Merissa Khurma, who heads the Middle East Program at the Washington-based Wilson Center, stated that “The timing is very advantageous for Netanyahu and his government since it grants them some leeway. If they can project an external enemy, that will be helpful for them.”
Israeli officials accused Hamas, the Palestinian group that governs the Gaza Strip and frequently fires at Israel, of being responsible for the rockets launched from Lebanon on Friday, rather than any group based in Lebanon, whose government is in the midst of its own significant political crisis. Nonetheless, the attacks were a reason for Israel to be concerned in a new way.
According to sources, there are indications that Hezbollah, a Shia Muslim group controlling much of southern Lebanon, is developing closer ties with Hamas, a Sunni group with which it has not always seen eye-to-eye. The leaders of Hamas and Hezbollah held a publicized meeting on Sunday in Beirut, providing further evidence of increased ties and possible coordination between the two groups, each of which has fought wars against Israel in the past.
The spillover of Israel’s political crisis into national security is evident in yet another sign, where leaked U.S. intelligence documents obtained by The New York Times and The Washington Post showed that the leadership of the Mossad, Israel’s foreign intelligence agency, had allegedly encouraged protests against Netanyahu’s judicial overhaul by Israeli civilians and its own staffers. If true, this would mark a significant departure from Mossad’s long-standing tradition of abstaining from Israeli politics. Netanyahu’s government has strongly denied these allegations.
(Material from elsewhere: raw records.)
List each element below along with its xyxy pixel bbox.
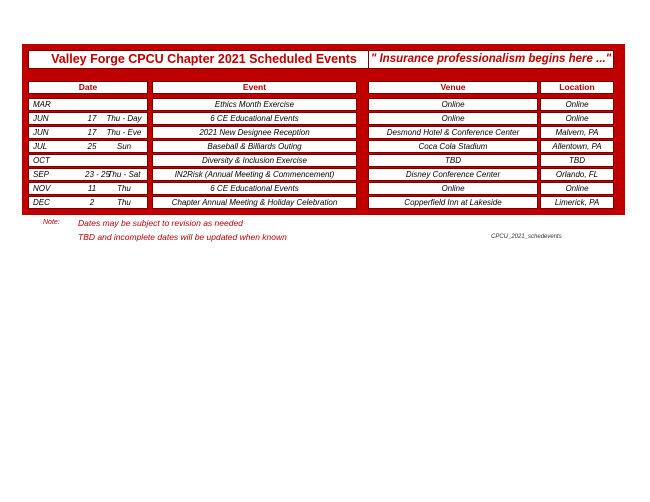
date-weekday: Thu - Eve: [106, 128, 142, 137]
table-row-venue: TBD: [368, 154, 538, 167]
table-row-date: [28, 126, 148, 139]
date-month: NOV: [33, 184, 51, 193]
note-line-2: TBD and incomplete dates will be updated when known: [78, 232, 287, 242]
table-row-location: TBD: [540, 154, 614, 167]
date-month: JUN: [33, 128, 49, 137]
table-row-venue: Copperfield Inn at Lakeside: [368, 196, 538, 209]
date-day: 11: [87, 184, 97, 193]
slogan: " Insurance professionalism begins here ...": [368, 50, 614, 69]
table-row-date: [28, 168, 148, 181]
date-day: 25: [87, 142, 97, 151]
table-row-event: 6 CE Educational Events: [152, 112, 357, 125]
date-month: JUL: [33, 142, 48, 151]
date-day: 17: [87, 128, 97, 137]
column-header-venue: Venue: [368, 81, 538, 94]
date-weekday: Sun: [116, 142, 132, 151]
table-row-venue: Desmond Hotel & Conference Center: [368, 126, 538, 139]
table-row-date: [28, 196, 148, 209]
table-row-location: Allentown, PA: [540, 140, 614, 153]
table-row-venue: Coca Cola Stadium: [368, 140, 538, 153]
date-month: DEC: [33, 198, 50, 207]
date-weekday: Thu: [117, 184, 131, 193]
column-header-date: Date: [28, 81, 148, 94]
column-header-location: Location: [540, 81, 614, 94]
table-row-event: IN2Risk (Annual Meeting & Commencement): [152, 168, 357, 181]
table-row-event: 6 CE Educational Events: [152, 182, 357, 195]
date-month: OCT: [33, 156, 50, 165]
table-row-event: 2021 New Designee Reception: [152, 126, 357, 139]
date-day: 23 - 25: [85, 170, 110, 179]
column-header-event: Event: [152, 81, 357, 94]
date-weekday: Thu: [117, 198, 131, 207]
table-row-venue: Online: [368, 182, 538, 195]
table-row-location: Online: [540, 98, 614, 111]
date-weekday: Thu - Day: [106, 114, 142, 123]
date-month: JUN: [33, 114, 49, 123]
table-row-date: [28, 98, 148, 111]
table-row-event: Ethics Month Exercise: [152, 98, 357, 111]
date-weekday: Thu - Sat: [107, 170, 141, 179]
table-row-location: Malvern, PA: [540, 126, 614, 139]
table-row-date: [28, 112, 148, 125]
date-month: MAR: [33, 100, 51, 109]
table-row-location: Orlando, FL: [540, 168, 614, 181]
table-row-date: [28, 154, 148, 167]
date-day: 2: [89, 198, 95, 207]
date-day: 17: [87, 114, 97, 123]
table-row-venue: Online: [368, 112, 538, 125]
page-title: Valley Forge CPCU Chapter 2021 Scheduled Events: [28, 50, 380, 69]
date-month: SEP: [33, 170, 50, 179]
table-row-location: Online: [540, 112, 614, 125]
table-row-location: Limerick, PA: [540, 196, 614, 209]
table-row-event: Diversity & Inclusion Exercise: [152, 154, 357, 167]
schedule-panel: [22, 44, 625, 215]
table-row-venue: Online: [368, 98, 538, 111]
table-row-date: [28, 140, 148, 153]
table-row-date: [28, 182, 148, 195]
table-row-event: Chapter Annual Meeting & Holiday Celebration: [152, 196, 357, 209]
file-code: CPCU_2021_schedevents: [491, 234, 562, 240]
note-label: Note:: [43, 219, 60, 226]
table-row-event: Baseball & Billiards Outing: [152, 140, 357, 153]
table-row-location: Online: [540, 182, 614, 195]
note-line-1: Dates may be subject to revision as needed: [78, 218, 243, 228]
table-row-venue: Disney Conference Center: [368, 168, 538, 181]
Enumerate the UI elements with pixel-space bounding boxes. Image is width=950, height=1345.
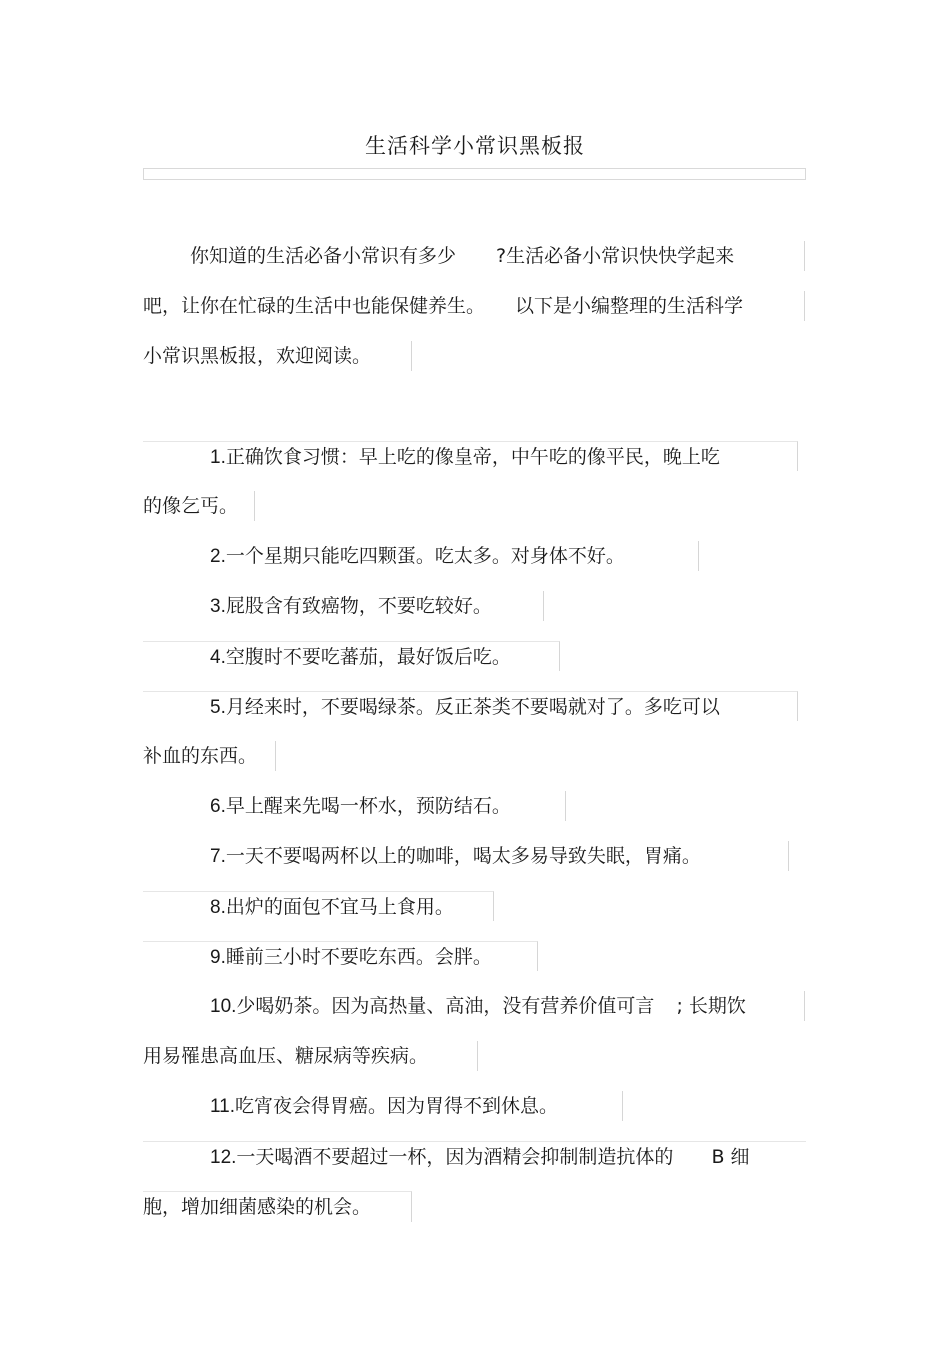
intro-line-1 <box>190 241 805 271</box>
list-item-4 <box>143 641 560 671</box>
list-item-3 <box>210 591 544 621</box>
list-item-1 <box>143 441 798 471</box>
item-text: 屁股含有致癌物，不要吃较好。 <box>225 595 492 617</box>
list-item-2 <box>210 541 699 571</box>
list-item-11 <box>210 1091 623 1121</box>
list-item-10-cont: 用易罹患高血压、糖尿病等疾病。 <box>143 1041 478 1071</box>
intro-line-2-a: 吧，让你在忙碌的生活中也能保健养生。 <box>143 295 486 317</box>
item-text: 空腹时不要吃蕃茄，最好饭后吃。 <box>225 646 511 668</box>
item-number: 10. <box>210 996 237 1017</box>
item-number: 1. <box>210 447 226 468</box>
item-text: 出炉的面包不宜马上食用。 <box>225 896 454 918</box>
item-number: 5. <box>210 697 226 718</box>
item-text: 一个星期只能吃四颗蛋。吃太多。对身体不好。 <box>225 545 625 567</box>
item-text: 正确饮食习惯：早上吃的像皇帝，中午吃的像平民，晚上吃 <box>225 446 720 468</box>
item-number: 11. <box>210 1096 236 1117</box>
item-number: 2. <box>210 546 226 567</box>
title-divider <box>143 168 806 180</box>
intro-line-1-b: ?生活必备小常识快快学起来 <box>496 245 735 267</box>
list-item-6 <box>210 791 566 821</box>
item-text: 一天不要喝两杯以上的咖啡，喝太多易导致失眠，胃痛。 <box>225 845 701 867</box>
item-text: 少喝奶茶。因为高热量、高油，没有营养价值可言 <box>236 995 655 1017</box>
item-number: 12. <box>210 1147 237 1168</box>
intro-line-2 <box>143 291 805 321</box>
list-item-12 <box>143 1141 806 1171</box>
item-text: 早上醒来先喝一杯水，预防结石。 <box>225 795 511 817</box>
item-text: 月经来时，不要喝绿茶。反正茶类不要喝就对了。多吃可以 <box>225 696 720 718</box>
intro-line-2-b: 以下是小编整理的生活科学 <box>515 295 744 317</box>
intro-line-1-a: 你知道的生活必备小常识有多少 <box>190 245 457 267</box>
item-text-b: B 细 <box>711 1146 750 1168</box>
page-title: 生活科学小常识黑板报 <box>365 134 585 158</box>
list-item-8 <box>143 891 494 921</box>
list-item-10 <box>210 991 805 1021</box>
list-item-1-cont: 的像乞丐。 <box>143 491 255 521</box>
item-number: 9. <box>210 947 226 968</box>
list-item-12-cont: 胞，增加细菌感染的机会。 <box>143 1191 412 1222</box>
intro-line-3: 小常识黑板报，欢迎阅读。 <box>143 341 412 371</box>
item-text: 吃宵夜会得胃癌。因为胃得不到休息。 <box>235 1095 559 1117</box>
item-number: 6. <box>210 796 226 817</box>
item-number: 7. <box>210 846 226 867</box>
item-number: 8. <box>210 897 226 918</box>
list-item-5-cont: 补血的东西。 <box>143 741 276 771</box>
list-item-7 <box>210 841 789 871</box>
item-text: 一天喝酒不要超过一杯，因为酒精会抑制制造抗体的 <box>236 1146 674 1168</box>
item-number: 3. <box>210 596 226 617</box>
item-number: 4. <box>210 647 226 668</box>
list-item-9 <box>143 941 538 971</box>
item-text: 睡前三小时不要吃东西。会胖。 <box>225 946 492 968</box>
item-text-b: ; 长期饮 <box>676 995 746 1017</box>
list-item-5 <box>143 691 798 721</box>
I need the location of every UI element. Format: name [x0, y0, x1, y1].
Even though Israel has made some diplomatic progress with Arab countries like the United Arab Emirates, its attempts to use these new relations to ease tensions with Palestinians are complicated by the internal political struggles of the Palestinian people.
The Palestinian Authority, which governs parts of the West Bank with international support, has not held elections since 2006, leading to a decline in foreign support. Meanwhile, the Gaza Strip is ruled by Hamas, a group designated as a terrorist organization by the U.S. and many other nations. These challenges have contributed to worsening economic and social conditions for Palestinians.
As Israel moves away from a two-state solution, neither the Palestinian Authority nor Hamas have been able to deliver on their promises for an independent state, leaving many Palestinians disillusioned and leading to an increase in violence.
While the Arab states in the Persian Gulf generally sympathize with the Palestinian cause, they are hesitant to engage actively due to what Paul Salem, head of the Middle East Institute in Washington, calls “years if not decades of very poor Palestinian leadership.” These countries want to support the Palestinians, but believe that the Palestinians need to do their part and improve their leadership.
Israeli leaders had hoped that the Arab Gulf States had shifted their focus from viewing Israel as a threat to seeing Shia-led Iran as the bigger regional threat. However, this hope has been challenged by the recent reconciliation between Iran and Saudi Arabia, the Sunni powerhouse in the Gulf, brokered by China.
According to Citrinowicz, a former Israeli defense official and current member of the Institute for National Security Studies in Tel Aviv, the Palestinian issue and the domestic instability in Israel are the biggest threats now. Citrinowicz emphasized the need for unity among Israelis.